04/30/2026
Today MADAAD toured San Francisco’s new RESET Center at 444 6th Street.
This is the city’s newest attempt to respond to the fentanyl crisis—an alternative to jail or the ER for people arrested for public intoxication, designed to stabilize them, monitor them, and ideally connect them to treatment. It’s a 24/7 facility, overseen by the Sheriff’s Office with health staff onsite, and run by Connections Health Solutions as part of the Mayor’s “Breaking the Cycle” initiative.
Walking through it, you can see the intention.
It’s clean. Structured. Calm.
Chairs for observation. Intake rooms. Staff presence.
A space that is trying to say: “You matter enough to be cared for.”
And that matters.
For too long, we’ve had people cycling between sidewalks, ERs, and jail cells with no real interruption in the pattern. This is an attempt—finally—to insert something different.
And we are hopeful.
But we would be failing our community if we didn’t say this clearly:
It is not enough.
This is a pilot program, focused only on SOMA—one of the hardest-hit areas in the entire country. It has limited capacity (around two dozen beds), and it is designed primarily as a short-term sobering and stabilization site—not long-term treatment.
What we saw today is a system that can pause the crisis for a few hours…
but not yet one that can break it.
Because the real gap isn’t just getting people off the street for a night.
It’s what happens next.
* Where do they go when they leave?
* How quickly can they access real treatment?
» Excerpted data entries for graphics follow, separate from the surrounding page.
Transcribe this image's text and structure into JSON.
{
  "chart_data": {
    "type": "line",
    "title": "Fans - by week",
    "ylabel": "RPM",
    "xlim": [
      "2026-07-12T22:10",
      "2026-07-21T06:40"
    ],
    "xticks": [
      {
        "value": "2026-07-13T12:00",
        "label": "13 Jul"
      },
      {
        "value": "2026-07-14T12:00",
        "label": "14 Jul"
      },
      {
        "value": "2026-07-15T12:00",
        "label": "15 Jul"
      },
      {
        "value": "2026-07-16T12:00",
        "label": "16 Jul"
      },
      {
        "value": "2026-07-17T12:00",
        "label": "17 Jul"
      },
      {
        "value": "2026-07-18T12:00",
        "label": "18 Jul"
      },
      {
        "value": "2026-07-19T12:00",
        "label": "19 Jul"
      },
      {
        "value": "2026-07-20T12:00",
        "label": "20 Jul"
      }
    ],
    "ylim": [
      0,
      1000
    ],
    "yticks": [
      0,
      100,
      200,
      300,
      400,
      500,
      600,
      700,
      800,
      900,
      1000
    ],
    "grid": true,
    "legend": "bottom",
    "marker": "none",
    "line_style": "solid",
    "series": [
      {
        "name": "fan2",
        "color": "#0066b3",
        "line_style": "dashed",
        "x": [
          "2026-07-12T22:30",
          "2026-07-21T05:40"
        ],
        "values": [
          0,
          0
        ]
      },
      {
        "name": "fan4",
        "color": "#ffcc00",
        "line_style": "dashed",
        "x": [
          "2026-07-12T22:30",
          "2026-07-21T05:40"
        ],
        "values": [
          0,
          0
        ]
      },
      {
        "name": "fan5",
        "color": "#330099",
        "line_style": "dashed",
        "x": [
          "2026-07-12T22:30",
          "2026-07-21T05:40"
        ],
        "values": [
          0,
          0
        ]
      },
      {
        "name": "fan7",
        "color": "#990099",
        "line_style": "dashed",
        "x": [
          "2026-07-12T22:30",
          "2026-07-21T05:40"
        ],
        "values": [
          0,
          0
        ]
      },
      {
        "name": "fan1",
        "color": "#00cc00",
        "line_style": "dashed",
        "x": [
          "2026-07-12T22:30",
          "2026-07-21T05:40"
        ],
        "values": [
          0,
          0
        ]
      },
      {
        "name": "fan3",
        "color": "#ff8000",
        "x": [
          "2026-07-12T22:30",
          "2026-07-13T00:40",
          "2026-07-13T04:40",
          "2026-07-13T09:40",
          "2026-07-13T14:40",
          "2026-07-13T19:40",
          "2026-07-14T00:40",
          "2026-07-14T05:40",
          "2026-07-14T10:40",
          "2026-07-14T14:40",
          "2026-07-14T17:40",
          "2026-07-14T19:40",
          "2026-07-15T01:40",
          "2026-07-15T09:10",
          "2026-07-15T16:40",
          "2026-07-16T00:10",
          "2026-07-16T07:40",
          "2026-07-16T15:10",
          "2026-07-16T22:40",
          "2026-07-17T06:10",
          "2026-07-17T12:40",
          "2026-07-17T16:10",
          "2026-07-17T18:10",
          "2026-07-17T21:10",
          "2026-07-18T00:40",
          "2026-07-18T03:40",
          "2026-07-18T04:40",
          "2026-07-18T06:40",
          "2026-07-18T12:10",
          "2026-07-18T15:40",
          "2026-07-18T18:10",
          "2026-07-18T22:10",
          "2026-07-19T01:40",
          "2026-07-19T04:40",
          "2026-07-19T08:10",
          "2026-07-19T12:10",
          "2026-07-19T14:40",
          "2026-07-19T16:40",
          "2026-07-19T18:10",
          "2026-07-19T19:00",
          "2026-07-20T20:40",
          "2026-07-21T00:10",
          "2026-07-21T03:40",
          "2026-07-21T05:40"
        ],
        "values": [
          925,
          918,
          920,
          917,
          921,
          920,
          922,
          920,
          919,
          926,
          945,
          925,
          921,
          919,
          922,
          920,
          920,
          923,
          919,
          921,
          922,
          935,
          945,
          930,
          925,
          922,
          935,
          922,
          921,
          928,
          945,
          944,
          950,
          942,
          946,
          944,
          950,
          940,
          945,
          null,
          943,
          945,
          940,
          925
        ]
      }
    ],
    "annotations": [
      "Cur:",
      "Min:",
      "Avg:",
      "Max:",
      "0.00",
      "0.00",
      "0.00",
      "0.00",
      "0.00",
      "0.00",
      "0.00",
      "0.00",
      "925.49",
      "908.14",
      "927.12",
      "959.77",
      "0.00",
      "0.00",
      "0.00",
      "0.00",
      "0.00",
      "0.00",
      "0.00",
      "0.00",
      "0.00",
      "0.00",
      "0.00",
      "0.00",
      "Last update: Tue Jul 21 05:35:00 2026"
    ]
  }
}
* What happens to those with severe fentanyl addiction who need more than observation?
* And how do we scale something like this when the need is citywide—not just one neighborhood?
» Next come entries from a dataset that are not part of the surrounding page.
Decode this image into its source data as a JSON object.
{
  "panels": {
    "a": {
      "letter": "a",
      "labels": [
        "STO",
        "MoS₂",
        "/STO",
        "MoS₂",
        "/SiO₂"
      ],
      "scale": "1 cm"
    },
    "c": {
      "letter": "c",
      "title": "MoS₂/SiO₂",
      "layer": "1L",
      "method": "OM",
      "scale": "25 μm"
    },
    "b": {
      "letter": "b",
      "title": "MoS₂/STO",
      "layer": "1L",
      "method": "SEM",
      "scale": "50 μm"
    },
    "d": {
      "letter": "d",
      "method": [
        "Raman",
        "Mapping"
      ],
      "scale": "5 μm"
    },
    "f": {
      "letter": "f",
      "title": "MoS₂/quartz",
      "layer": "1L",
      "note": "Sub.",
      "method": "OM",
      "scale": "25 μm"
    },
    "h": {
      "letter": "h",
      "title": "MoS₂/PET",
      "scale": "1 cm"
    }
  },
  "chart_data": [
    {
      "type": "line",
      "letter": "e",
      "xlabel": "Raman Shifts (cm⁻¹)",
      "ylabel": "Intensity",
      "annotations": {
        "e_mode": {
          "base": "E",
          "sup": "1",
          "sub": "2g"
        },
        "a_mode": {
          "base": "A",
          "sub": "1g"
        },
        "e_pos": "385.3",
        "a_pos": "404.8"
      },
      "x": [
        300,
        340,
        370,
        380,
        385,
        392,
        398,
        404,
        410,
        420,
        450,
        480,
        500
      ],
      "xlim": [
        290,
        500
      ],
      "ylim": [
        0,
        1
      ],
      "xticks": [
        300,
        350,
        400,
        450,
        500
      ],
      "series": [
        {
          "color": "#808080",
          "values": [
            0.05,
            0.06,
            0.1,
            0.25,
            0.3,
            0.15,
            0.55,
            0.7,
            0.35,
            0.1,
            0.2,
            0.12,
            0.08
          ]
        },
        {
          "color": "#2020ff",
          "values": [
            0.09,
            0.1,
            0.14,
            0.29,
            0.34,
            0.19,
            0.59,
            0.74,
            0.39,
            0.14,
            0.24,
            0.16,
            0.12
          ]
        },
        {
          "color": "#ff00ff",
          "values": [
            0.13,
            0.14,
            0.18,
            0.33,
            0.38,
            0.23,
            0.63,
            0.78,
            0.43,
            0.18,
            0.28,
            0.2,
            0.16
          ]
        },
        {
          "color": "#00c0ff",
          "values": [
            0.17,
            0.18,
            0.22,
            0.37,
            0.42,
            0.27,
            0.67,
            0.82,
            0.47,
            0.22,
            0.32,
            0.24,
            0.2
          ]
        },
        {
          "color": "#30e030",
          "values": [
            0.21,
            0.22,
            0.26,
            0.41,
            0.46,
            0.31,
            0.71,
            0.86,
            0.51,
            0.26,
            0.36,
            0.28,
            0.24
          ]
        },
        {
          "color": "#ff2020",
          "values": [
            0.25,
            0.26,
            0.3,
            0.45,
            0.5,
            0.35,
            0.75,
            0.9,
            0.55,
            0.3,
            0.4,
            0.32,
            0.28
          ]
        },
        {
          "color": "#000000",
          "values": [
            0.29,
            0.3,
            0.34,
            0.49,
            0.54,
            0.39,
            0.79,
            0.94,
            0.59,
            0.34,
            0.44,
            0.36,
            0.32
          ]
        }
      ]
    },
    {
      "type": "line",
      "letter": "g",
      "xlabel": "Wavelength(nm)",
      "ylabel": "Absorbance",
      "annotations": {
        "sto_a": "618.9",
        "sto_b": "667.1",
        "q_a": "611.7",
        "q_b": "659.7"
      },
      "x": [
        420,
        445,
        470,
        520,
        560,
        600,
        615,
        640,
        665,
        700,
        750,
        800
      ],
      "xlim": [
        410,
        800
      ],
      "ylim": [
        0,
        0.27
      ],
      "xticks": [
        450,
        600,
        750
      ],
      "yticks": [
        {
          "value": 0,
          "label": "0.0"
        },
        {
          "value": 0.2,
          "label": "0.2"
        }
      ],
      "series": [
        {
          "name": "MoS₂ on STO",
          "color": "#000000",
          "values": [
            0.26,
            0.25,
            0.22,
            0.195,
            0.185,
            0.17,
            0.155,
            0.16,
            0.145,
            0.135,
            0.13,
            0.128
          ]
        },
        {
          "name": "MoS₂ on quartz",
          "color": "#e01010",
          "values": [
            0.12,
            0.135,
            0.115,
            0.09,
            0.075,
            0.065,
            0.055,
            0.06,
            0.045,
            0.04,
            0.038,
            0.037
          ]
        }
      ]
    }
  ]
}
We’ve seen versions of this before. Some helped. Some didn’t.
And the difference always comes down to one thing:
Do people actually get connected to meaningful, ongoing care?
That’s the measure. Not intake. Not appearances. Outcomes.
There’s also a harder truth here that people don’t want to talk about:
This model starts with arrest.
People are brought in involuntarily, held until they are sober, then released—hopefully with a connection to services.
That’s a significant shift in San Francisco’s approach. And whether you agree with it or not, we need to be honest about what it is—and whether it truly leads to recovery, or just another version of the same cycle.
So here’s where we land tonight:
We are encouraged.
We are watching closely.
And we are not lowering the bar.
Because our goal is fewer funerals.
Fewer mothers burying their children.
More people actually making it to recovery—and staying there.
RESET is a start.
But if we stop here, we will fall short of the very people this was built to serve.